MCP Approval Gates

Approval gates are the middle ground between letting the agent do whatever it wants and locking the connection down with Read-only Mode. They pause sensitive queries, show you the SQL, show you the execution plan before anything runs, and let you approve, edit, or deny.

This is the feature that makes "give your AI agent access to your production database" not entirely insane.

How it works end-to-end

  1. Agent calls run_query with UPDATE orders SET status = 'shipped' WHERE id = 42.
  2. MCP server classifies it (write), and because Approval mode = writes_only, it doesn't dispatch yet.
  3. MCP server runs EXPLAIN against the connection (best-effort) and writes a pending_approval file with the query + the plan as JSON.
  4. The Tabularis main app, watching the directory via notify, picks up the file and pops up the AI Approval Modal:
    • Query in a Monaco editor (read-only by default; toggle "Edit before approving" to modify).
    • Pre-flight execution plan rendered with the same Visual Explain component used for ad-hoc EXPLAINs.
    • Optional reason field.
    • Deny / Approve buttons.
  5. You decide. Tabularis writes a decision file.
  6. The MCP server, polling every 500 ms, sees the decision:
    • Approve → executes (using the edited query if you changed it). Status: success.
    • Approve + edited → executes the new SQL. Status: success, the audit log captures both original and approval id.
    • Deny → returns Query denied by user[: <reason>] to the agent. Status: denied.
    • Timeout (default 120 s) → returns Approval timed out after 120s — open Tabularis to approve writes. Status: timeout.

Every outcome lands in the audit log with the approvalId linking back to the request.

Three modes

Set in MCP → Safety → Approval gate → Approval required:

Mode What gets gated When to use
off Nothing. Queries dispatch immediately. Local sandbox only.
writes_only Anything classified as write, ddl, or unknown. Default. Read-only stays fast, writes are safe.
all Every run_query, including SELECT. Paranoid mode: review-before-execute every call.

The classifier is the same conservative one used for read-only mode — anything ambiguous is treated as a write. Better one false positive (you click Approve) than one false negative (an UPDATE slips through unwatched).

Pre-flight EXPLAIN

The plan preview is the most useful thing in the modal — it's why approval gates are different from the "yes/no" prompts other tools offer.

You see, before a single row is touched:

  • How the planner will execute the query.
  • Estimated rows, costs, joins.
  • Sequential scans on millions of rows when there should have been an index lookup.
  • Materialised CTEs, lock acquisition strategy, the works.

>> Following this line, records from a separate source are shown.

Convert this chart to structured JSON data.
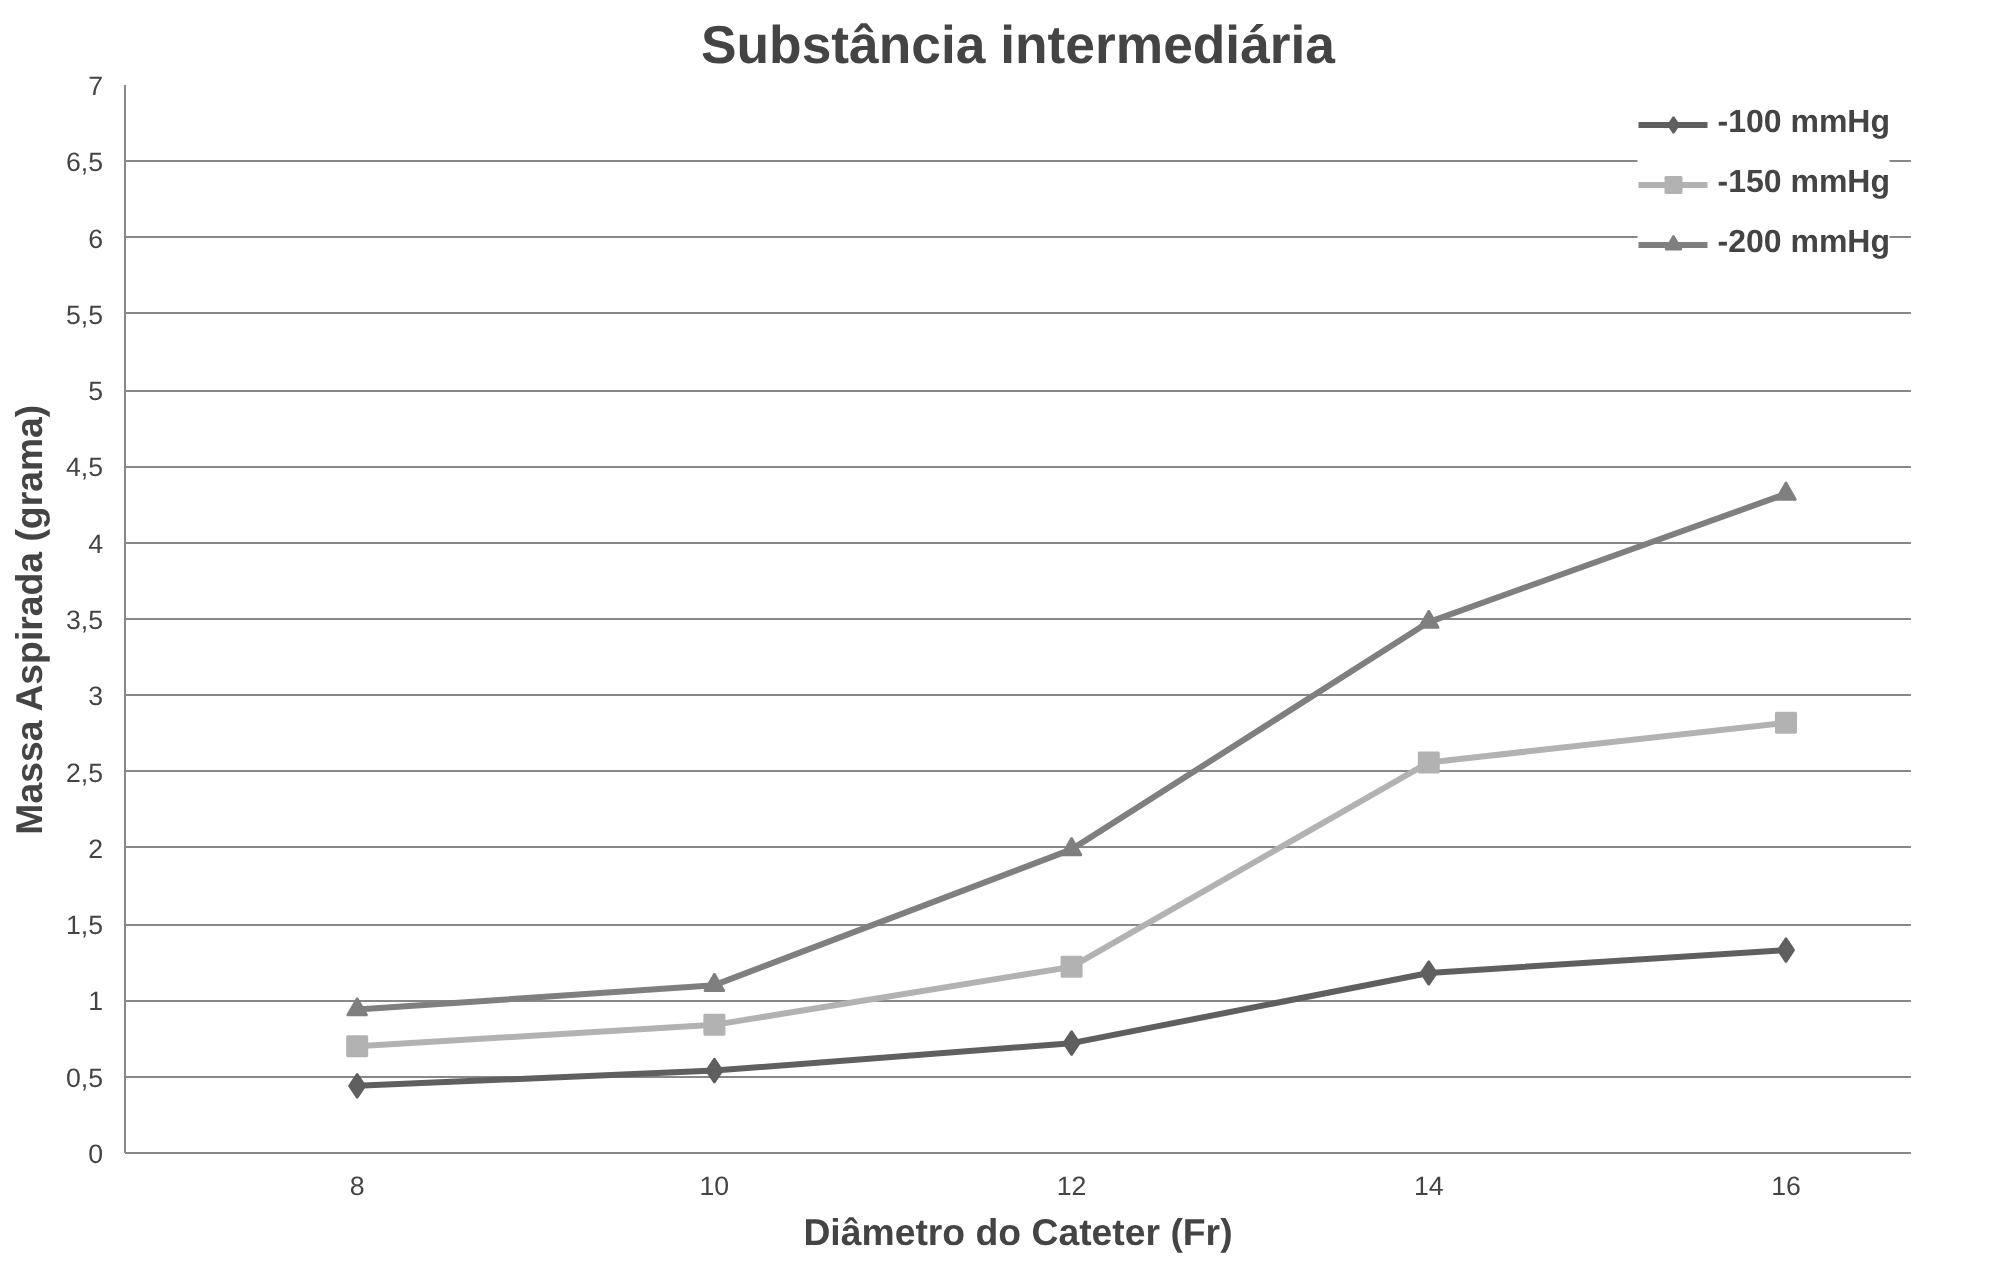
{
  "chart_data": {
    "type": "line",
    "title": "Substância intermediária",
    "xlabel": "Diâmetro do Cateter (Fr)",
    "ylabel": "Massa Aspirada (grama)",
    "categories": [
      "8",
      "10",
      "12",
      "14",
      "16"
    ],
    "series": [
      {
        "name": "-100 mmHg",
        "color": "#5f5f5f",
        "marker": "diamond",
        "values": [
          0.44,
          0.54,
          0.72,
          1.18,
          1.33
        ]
      },
      {
        "name": "-150 mmHg",
        "color": "#b2b2b2",
        "marker": "square",
        "values": [
          0.7,
          0.84,
          1.22,
          2.56,
          2.82
        ]
      },
      {
        "name": "-200 mmHg",
        "color": "#7f7f7f",
        "marker": "triangle",
        "values": [
          0.94,
          1.1,
          1.99,
          3.48,
          4.32
        ]
      }
    ],
    "ylim": [
      0,
      7
    ],
    "yticks": [
      0,
      {
        "value": 0.5,
        "label": "0,5"
      },
      1,
      {
        "value": 1.5,
        "label": "1,5"
      },
      2,
      {
        "value": 2.5,
        "label": "2,5"
      },
      3,
      {
        "value": 3.5,
        "label": "3,5"
      },
      4,
      {
        "value": 4.5,
        "label": "4,5"
      },
      5,
      {
        "value": 5.5,
        "label": "5,5"
      },
      6,
      {
        "value": 6.5,
        "label": "6,5"
      },
      7
    ],
    "grid": "y",
    "legend": "top right",
    "line_style": "solid"
  }
}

Pre-flight EXPLAIN is best-effort:

  • Postgres → EXPLAIN (FORMAT JSON).
  • MySQL/MariaDB → EXPLAIN FORMAT=JSON (with appropriate version detection — same code path as the regular Visual Explain).
  • SQLite → EXPLAIN QUERY PLAN.

If EXPLAIN fails (DDL, syntax error, missing permission), the modal still shows up — with a "EXPLAIN unavailable" / "EXPLAIN failed: " notice instead of the plan. You can still approve or deny: the failure to explain doesn't mean the query itself is broken.

To turn pre-flight off entirely, untick Pre-flight EXPLAIN.

What the agent experiences

The agent's tools/call request blocks until you decide (or the timeout fires). Most clients (Claude Desktop, Cursor) handle this fine — the agent sees a normal long-running tool call.

Best practice for agents: their system prompt should mention that writes may be gated, so when the user is mid-conversation the agent doesn't conclude "tool unavailable" after a 30 s pause. Many clients already handle this.

If Tabularis isn't running when the agent tries to write, the call still goes through the file-queue, but it'll time out with a clear error telling the agent (and the user reading the agent's reply) to start Tabularis.

File-queue protocol

The implementation is intentionally simple — a directory both processes can poll/watch:

~/.config/tabularis/pending_approvals/
  ├── {uuid}.pending.json    ← written by MCP server
  └── {uuid}.decision.json   ← written by Tabularis app

pending.json carries the full payload (query, kind, connection, EXPLAIN plan, client hint). decision.json carries decision (approve/deny), an optional reason, and an optional editedQuery.

The Tabularis app cleans up consumed files automatically and runs a periodic janitor every 60 s that deletes entries older than 1 hour, so the directory never grows.

This file-queue design has one crucial property: no IPC or shared runtime needed. The MCP server has no AppHandle, no Tauri runtime, no socket. Just ~/.config/tabularis/. It works even if you launch the agent before Tabularis ever starts; the requests pile up and the modal handles them as soon as you open the app.

Configuration

{
  "mcpApprovalMode": "writes_only",
  "mcpApprovalTimeoutSeconds": 120,
  "mcpPreflightExplain": true
}

Increase mcpApprovalTimeoutSeconds if you walk away from the keyboard often; max is whatever your AI client tolerates as a tool call duration. Most allow 5+ minutes.